Blaise Comparé dirigeait le pays depuis 27 ans. La population, avide de changement n’en pouvait plus. La pauvreté restait endémique, la corruption omniprésente, et les riches affichaient une arrogance provocante.

Sans doute inquiet de ce qui pourrait lui arriver, être poursuivi en justice par exemple, s’il délaissait le pouvoir, il a cru bon de tenter de modifier l’article 37 de la constitution. Il voulait faire sauter la limitation à deux mandats successifs, pour pouvoir se représenter aux élections à venir. La provocation de trop !

Le pays vivait comme une cocotte minute qui ne demandait qu’à exploser à la moindre occasion. C’est ce qui va se passer. Le peuple burkinabè, longtemps abasourdi par l’assassinat de Thomas Sankara, puis par une dictature impitoyable reprend le chemin de la lutte pour les libertés après l’assassinat du journaliste Norbert Zongo en 1998. Ce dernier enquêtait sur la mort de David Ouedraogo, le chauffeur de François Compaoré, le petit frère de Blaise Compaoré. Il l’avait livré aux mains des militaires de la sécurité présidentielle. Il en était mort sous la torture.

C’en était trop. Pendant plus de 2 ans, de nombreuses manifestations massives vont être organisées pour demander justice pour Norbert Zongo et obtenir plus de liberté. Blaise Compaoré est contraint de négocier et va devoir céder en ouvrant quelques espaces de liberté dans lesquels vont s’engouffrer le mouvement social et les partis politiques. Une relative liberté de la presse, notamment, et la création de nombreuses associations de société civile qui vont lutter pour plus de démocratie, de liberté et contre la corruption.

D’autres révoltes populaires, accompagnées d’émeutes, vont éclater puis s’étendre rapidement dans le pays notamment après la mort de jeunes lycéens, à la suite d’autres exactions des forces de l’ordre, ou contre la vie chère, en 2003, 2007, 2008 et 2011. Des mutineries ont aussi éclaté au sein de l’armée, parfois pour des primes ou des soldes détournées, mais aussi pour proteste contre la prépondérance du régiment de sécurité présidentielle.

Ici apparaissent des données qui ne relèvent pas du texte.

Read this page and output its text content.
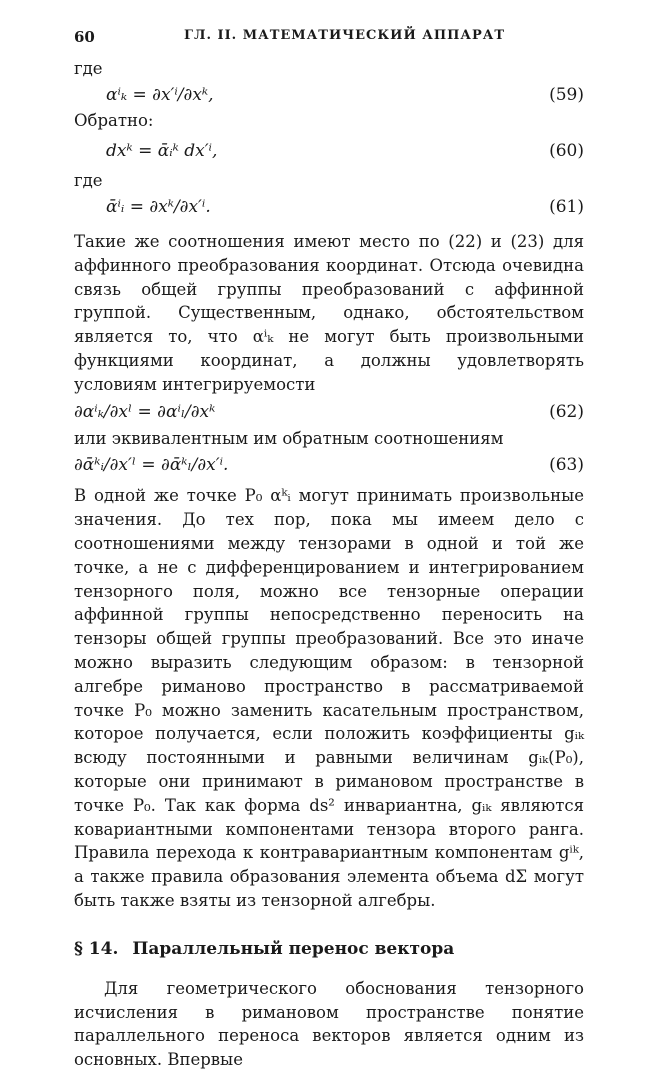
60	ГЛ. II. МАТЕМАТИЧЕСКИЙ АППАРАТ
где
αⁱₖ = ∂x′ⁱ/∂xᵏ,	(59)
Обратно:
dxᵏ = ᾱᵢᵏ dx′ⁱ,	(60)
где
ᾱⁱᵢ = ∂xᵏ/∂x′ⁱ.	(61)

Такие же соотношения имеют место по (22) и (23) для аффинного преобразования координат. Отсюда очевидна связь общей группы преобразований с аффинной группой. Существенным, однако, обстоятельством является то, что αⁱₖ не могут быть произвольными функциями координат, а должны удовлетворять условиям интегрируемости

∂αⁱₖ/∂xˡ = ∂αⁱₗ/∂xᵏ	(62)

или эквивалентным им обратным соотношениям

∂ᾱᵏᵢ/∂x′ˡ = ∂ᾱᵏₗ/∂x′ⁱ.	(63)

В одной же точке P₀ αᵏᵢ могут принимать произвольные значения. До тех пор, пока мы имеем дело с соотношениями между тензорами в одной и той же точке, а не с дифференцированием и интегрированием тензорного поля, можно все тензорные операции аффинной группы непосредственно переносить на тензоры общей группы преобразований. Все это иначе можно выразить следующим образом: в тензорной алгебре риманово пространство в рассматриваемой точке P₀ можно заменить касательным пространством, которое получается, если положить коэффициенты gᵢₖ всюду постоянными и равными величинам gᵢₖ(P₀), которые они принимают в римановом пространстве в точке P₀. Так как форма ds² инвариантна, gᵢₖ являются ковариантными компонентами тензора второго ранга. Правила перехода к контравариантным компонентам gⁱᵏ, а также правила образования элемента объема dΣ могут быть также взяты из тензорной алгебры.

§ 14. Параллельный перенос вектора

Для геометрического обоснования тензорного исчисления в римановом пространстве понятие параллельного переноса векторов является одним из основных. Впервые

Les prémices de l’insurrection

C’est ainsi, ce qui semble oublié aujourd’hui, que les premières manifestations massives, contre la modification de l’article 37, ont été organisées, en 2013, par le CFOP (chef de file de l’opposition)[i]. Il s’agit d’une institution légale et subventionnée, regroupant les partis se réclamant de l’opposition. Elle est chargée du dialogue de l’opposition avec la majorité. Le Chef de file étant le parti de l’opposition le plus important à l’assemblée nationale. Sa création faisait suite à une proposition qui avait émergé lors des négociations à l’issue du mouvement exigeant la vérité et la justice pour Norbert Zongo. En 2013 encore, dans la foulée vont être créés d’une part le Balai citoyen, autour de deux artistes « rebelles » très populaires Smockey et Sams’K Le Jah, et de Guy Hervé Kam, avocat, aujourd’hui détenu par le pouvoir d’Ibrahim Traoré. Un apport déterminant, puisqu’ils apparaissaient comme les portes paroles de la jeunesse. Jeunesse, qui pour l’essentiel, ne se reconnaissait pas dans les partis politiques. Et d’autre part le MPP, mouvement du peuple pour le progrès, issu d’une scission du CDP (Congrès pour la démocratie et le progrès), le parti de Blaise Compaoré. Le MPP va lui aussi jouer un rôle important le jour de l’insurrection, largement sous estimé aussi, aujourd’hui. Il emmenait avec lui, tout un réseau de militants implantés dans les quartiers, expérimentés dans l’art de mobiliser, contre de modiques rétributions, lors des grandes occasions. Il semble bien que ce soit ce parti qui ait organisé des réunions avec ses jeunes militants pour apprendre à confectionner des cocktails Molotov et à s’en servir le jour J.